Arkansas Democrat-Gazette

State seeking contributions for Bates, Cash statues to be placed in DC

Dr. Mary Louise Williams, a friend of Daisy Bates, speaks at the Daisy Bates House on Wednesday, Nov. 11, 2020, in Little Rock. (Arkansas Democrat-Gazette/Thomas Metthe)
Dr. Mary Louise Williams, a friend of Daisy Bates, speaks at the Daisy Bates House on Wednesday, Nov. 11, 2020, in Little Rock. (Arkansas Democrat-Gazette/Thomas Metthe)

The state has raised more than half of the money it needs to replace the two statues representing Arkansas in the U.S. Capitol and is mounting a public push to raise the rest.

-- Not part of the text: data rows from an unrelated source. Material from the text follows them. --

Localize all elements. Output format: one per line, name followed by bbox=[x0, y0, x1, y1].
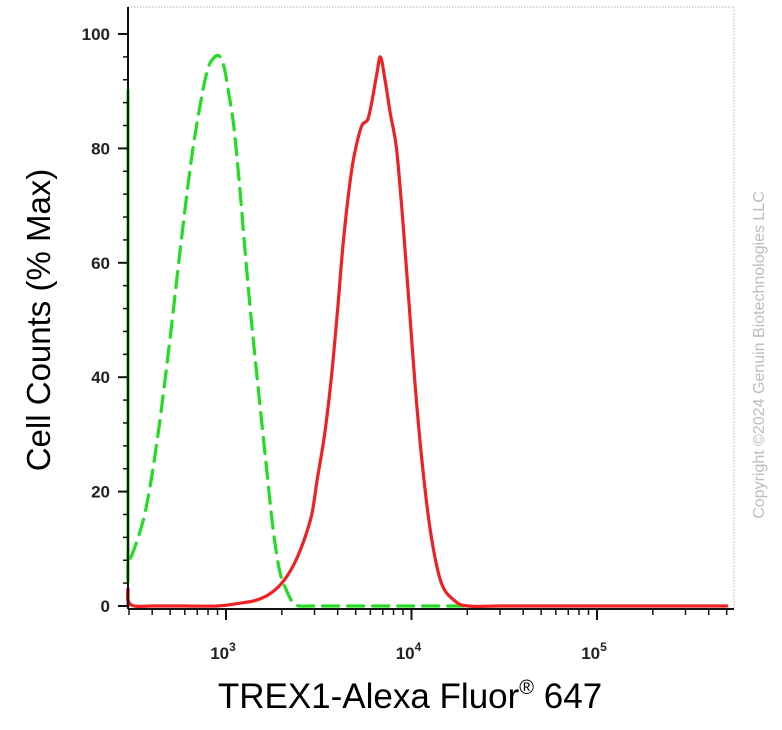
plot-border bbox=[127, 6, 735, 610]
y-tick-label: 0 bbox=[101, 597, 110, 616]
ticks-layer: 0 20 40 60 80 100 103 104 105 bbox=[82, 25, 728, 663]
y-tick-label: 80 bbox=[91, 139, 110, 158]
series-layer bbox=[125, 53, 729, 609]
x-tick-label: 104 bbox=[396, 640, 422, 663]
x-tick-label: 105 bbox=[581, 640, 607, 663]
x-tick-label: 103 bbox=[210, 640, 236, 663]
y-tick-label: 40 bbox=[91, 368, 110, 387]
copyright-watermark: Copyright ©2024 Genuin Biotechnologies L… bbox=[751, 191, 768, 519]
x-axis-title-registered-mark: ® bbox=[519, 677, 534, 699]
control-histogram-line bbox=[125, 53, 469, 608]
y-axis-title: Cell Counts (% Max) bbox=[20, 169, 57, 472]
x-axis-title-main: TREX1-Alexa Fluor bbox=[218, 677, 520, 716]
y-tick-label: 60 bbox=[91, 254, 110, 273]
y-tick-label: 20 bbox=[91, 483, 110, 502]
x-axis-title: TREX1-Alexa Fluor® 647 bbox=[218, 677, 602, 716]
y-tick-label: 100 bbox=[82, 25, 110, 44]
x-axis-title-tail: 647 bbox=[534, 677, 602, 716]
sample-histogram-line bbox=[125, 55, 729, 609]
plot-frame bbox=[127, 6, 735, 610]
axes-layer bbox=[127, 7, 734, 610]
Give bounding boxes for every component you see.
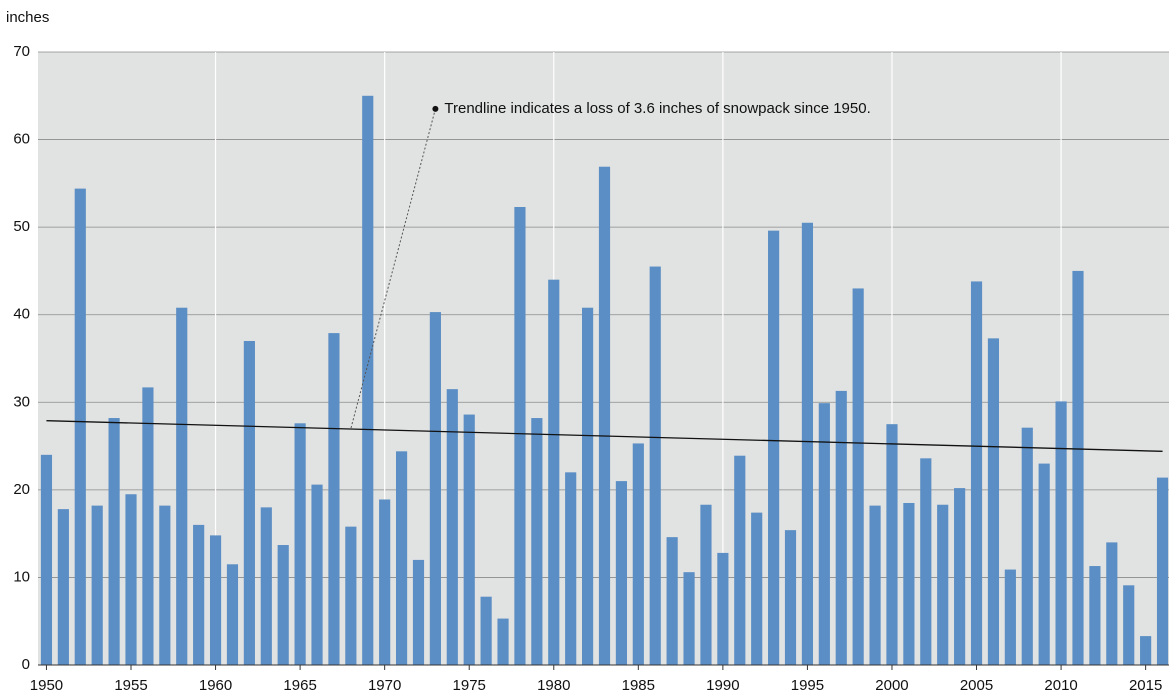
x-tick-label: 1985 xyxy=(622,677,655,694)
trendline xyxy=(46,420,1163,452)
bar xyxy=(193,524,205,665)
bar xyxy=(311,484,323,665)
bar xyxy=(734,455,746,665)
bar xyxy=(683,572,695,665)
annotation-leader xyxy=(350,108,436,429)
y-tick-label: 50 xyxy=(13,218,30,235)
x-tick-label: 2015 xyxy=(1129,677,1162,694)
x-tick-label: 2000 xyxy=(875,677,908,694)
bar xyxy=(835,390,847,665)
bar xyxy=(615,481,627,665)
bar xyxy=(1055,401,1067,665)
bar xyxy=(531,418,543,665)
x-tick-label: 1970 xyxy=(368,677,401,694)
bar xyxy=(1038,463,1050,665)
bar xyxy=(1140,636,1152,665)
bar xyxy=(768,230,780,665)
bar xyxy=(260,507,272,665)
bar xyxy=(243,340,255,665)
bar xyxy=(412,559,425,665)
y-tick-label: 10 xyxy=(13,568,30,585)
bar xyxy=(446,389,458,665)
y-axis-label: inches xyxy=(6,9,49,26)
bar xyxy=(159,505,171,665)
y-tick-label: 70 xyxy=(13,43,30,60)
x-tick-label: 1995 xyxy=(791,677,824,694)
bar xyxy=(209,535,222,665)
bar xyxy=(1021,427,1033,665)
y-tick-label: 60 xyxy=(13,131,30,148)
bar xyxy=(74,188,86,665)
bar xyxy=(666,537,678,665)
bar xyxy=(1089,566,1101,665)
bar xyxy=(379,499,391,665)
bar xyxy=(1156,477,1169,665)
y-tick-label: 40 xyxy=(13,306,30,323)
bar xyxy=(328,333,340,665)
bar xyxy=(970,281,983,665)
bar xyxy=(226,564,239,665)
bar xyxy=(565,472,577,665)
bar xyxy=(142,387,154,665)
bar xyxy=(700,504,712,665)
bar xyxy=(176,307,188,665)
bar xyxy=(632,443,644,665)
bar xyxy=(582,307,594,665)
bar xyxy=(497,618,509,665)
bar xyxy=(818,403,830,665)
bar xyxy=(480,596,492,665)
bar xyxy=(277,545,289,665)
bar xyxy=(801,222,814,665)
bar xyxy=(1106,542,1118,665)
annotation: Trendline indicates a loss of 3.6 inches… xyxy=(444,100,870,117)
bar xyxy=(1072,270,1084,665)
bar xyxy=(784,530,797,665)
bar xyxy=(40,454,53,665)
bar xyxy=(108,418,120,665)
x-tick-label: 1960 xyxy=(199,677,232,694)
bar xyxy=(886,424,898,665)
bar xyxy=(463,414,475,665)
bar xyxy=(869,505,881,665)
x-tick-label: 1955 xyxy=(114,677,147,694)
bar xyxy=(987,338,1000,665)
bar xyxy=(345,526,357,665)
x-tick-label: 2005 xyxy=(960,677,993,694)
bar xyxy=(514,207,526,665)
x-tick-label: 1975 xyxy=(453,677,486,694)
bar xyxy=(852,288,864,665)
bar xyxy=(429,312,441,665)
bar xyxy=(1123,585,1135,665)
bar xyxy=(717,552,729,665)
bar xyxy=(91,505,103,665)
bar xyxy=(649,266,661,665)
bar xyxy=(125,494,137,665)
bar xyxy=(954,488,966,665)
bar xyxy=(937,504,949,665)
bar xyxy=(1004,569,1016,665)
bar xyxy=(903,502,915,665)
x-tick-label: 1950 xyxy=(30,677,63,694)
bar xyxy=(362,95,374,666)
bar xyxy=(598,166,611,665)
bar xyxy=(548,279,560,665)
y-tick-label: 0 xyxy=(22,656,30,673)
x-tick-label: 1980 xyxy=(537,677,570,694)
x-tick-label: 1990 xyxy=(706,677,739,694)
x-tick-label: 1965 xyxy=(283,677,316,694)
bar xyxy=(920,458,932,665)
y-tick-label: 20 xyxy=(13,481,30,498)
bar xyxy=(57,509,69,665)
bar xyxy=(294,423,306,665)
bar xyxy=(395,451,408,665)
bar xyxy=(751,512,763,665)
annotation-dot xyxy=(432,105,439,112)
x-tick-label: 2010 xyxy=(1044,677,1077,694)
y-tick-label: 30 xyxy=(13,393,30,410)
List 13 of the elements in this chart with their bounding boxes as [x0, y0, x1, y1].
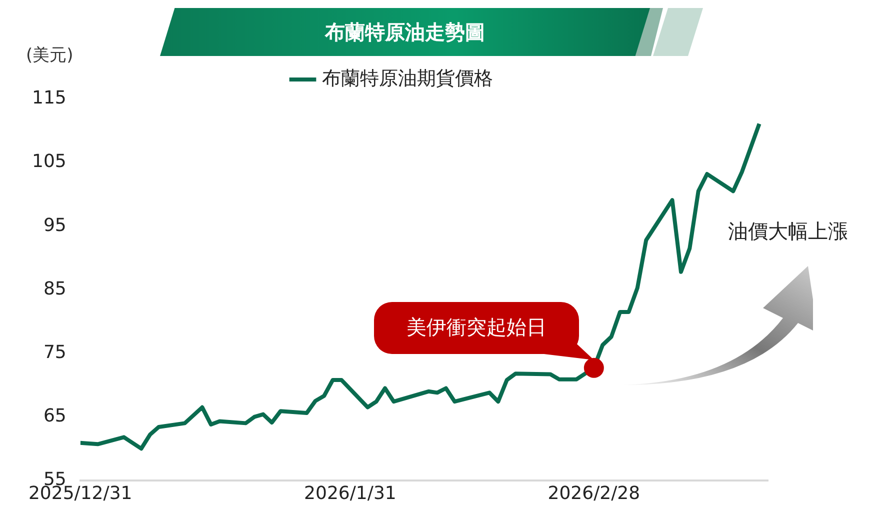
y-tick-label: 75 — [43, 342, 66, 363]
y-tick-label: 95 — [43, 214, 66, 236]
y-tick-label: 65 — [43, 406, 66, 427]
y-axis-title: (美元) — [26, 45, 74, 66]
x-tick-label: 2026/2/28 — [548, 482, 640, 504]
y-tick-label: 85 — [43, 278, 66, 300]
legend-label: 布蘭特原油期貨價格 — [322, 67, 493, 90]
y-tick-label: 105 — [32, 151, 66, 172]
annotation: 油價大幅上漲 — [728, 218, 848, 245]
annotation: 美伊衝突起始日 — [374, 302, 579, 354]
y-tick-label: 115 — [32, 88, 66, 109]
chart-title: 布蘭特原油走勢圖 — [325, 18, 485, 46]
x-tick-label: 2026/1/31 — [304, 482, 396, 504]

Gov. Asa Hutchinson said Thursday the state has raised $510,000, more than half of the $1 million fundraising goal to cover the cost of designing, completing, transporting and displaying statues of civil rights leader Daisy Gatson Bates and country music icon Johnny Cash in the U.S. Capitol. The statues would replace the two century-old statues currently representing Arkansas.

“We want Arkansans, in every way, to participate in this campaign,” Hutchinson said. “We want them, when they go to our nation’s Capitol and they see representation of our modern history there in our nation’s Capitol, to say, ‘I donated to that. I participated in this.’”

In 2019, the Arkansas Legislature passed Act 1068, which ordered the replacement of Arkansas’ current statues in the U.S. Capitol, which commemorate the late attorney Uriah Rose, placed in 1917, and the late U.S. Sen. and Gov. James P. Clarke, placed in 1921.

“In the last hundred years, Arkansas has changed as a state,” Hutchinson said, “but the changes that we have seen as a state are not reflected in our nation’s Capitol, and our visitors do not get to see that change in our representation.”

The legislation requires Arkansas’ secretary of state to receive funds for the replacement effort. The funds can include appropriations, private gifts, grants and donations from individuals and organizations. Donations are to be made to the Foundation for Arkansas Heritage and History, a nonprofit that supports the Division of Arkansas Heritage.

The foundation’s director is Stacy Hurst, secretary of the state’s Department of Parks, Heritage and Tourism. Of the $510,000 raised, Hurst said the foundation has $180,000 on hand. The rest are firm commitments that she expects to receive “very soon” after paperwork is completed, she said.

According to a list of top contributors provided by Hurst, Kelly and Steuart Walton gave $250,000; Walmart gave $100,00; the Tyson Family Foundation gave $50,000; and Sony Music gave $25,000. Crown Merchandise, Simmons Bank, the Murphy Family Foundation and the Murphy USA Charitable Foundation contributed an additional $10,000 each.

Little Rock contributed $45,000, which was paid in a legal settlement tied to the removal of a Confederate statue from the grounds of MacArthur Park. A condition of a 2017 grant the city received from the Arkansas Historic Preservation Program to restore the facade of the MacArthur Museum of Arkansas Military History was a state easement on the land where the monument, known as “Memorial to Company A, Capitol Guards,” stood.

In 1864, Congress passed a law inviting each state to submit up to two bronze and marble statues to be placed in what is known as National Statuary Hall. As the number of statues grew, the statues spread to other areas of the U.S. Capitol.

Bates’ likeness will be placed in Statuary Hall, next to a statue of Jefferson Davis and directly across from a statue of Rosa Parks. Cash’s likeness will be in the U.S. Capitol visitors center.

Both likenesses are going where Arkansas’ statues currently stand. Shane Broadway, chair of the National Statuary Hall steering committee, said the placement of Bates’ statue was a sensitive topic of discussion that involved input from the Daisy Bates House Museum Foundation in Little Rock.

Broadway joked that Bates’ placement could serve to stick it to Davis, who was president of the Confederate States during the Civil War.

Charles King, president of the Daisy Bates House Museum Foundation, said the group was proud to see the state work toward commemorating Bates and Cash.

“The gifts that we ask for today will correctly enshrine the work of two great Americans,” King said.

The committee is an advisory group that works with the Capitol Arts and Grounds Commission on selecting the sculptors for the project. In October, sculptors submitted qualifications to the secretary of state’s office to design and cast a statue of Bates, and 16 submitted qualifications to do that work on Cash’s statue.

The artist selection process is expected to take several months. Under a schedule outlined in the secretary of state’s request for qualifications, the statues must be completed and ready for shipment to Washington, D.C., by Dec. 31, 2021, but that deadline could be extended.

Hutchinson, a Republican, said he is committed to having both statues installed before he leaves office in January 2023.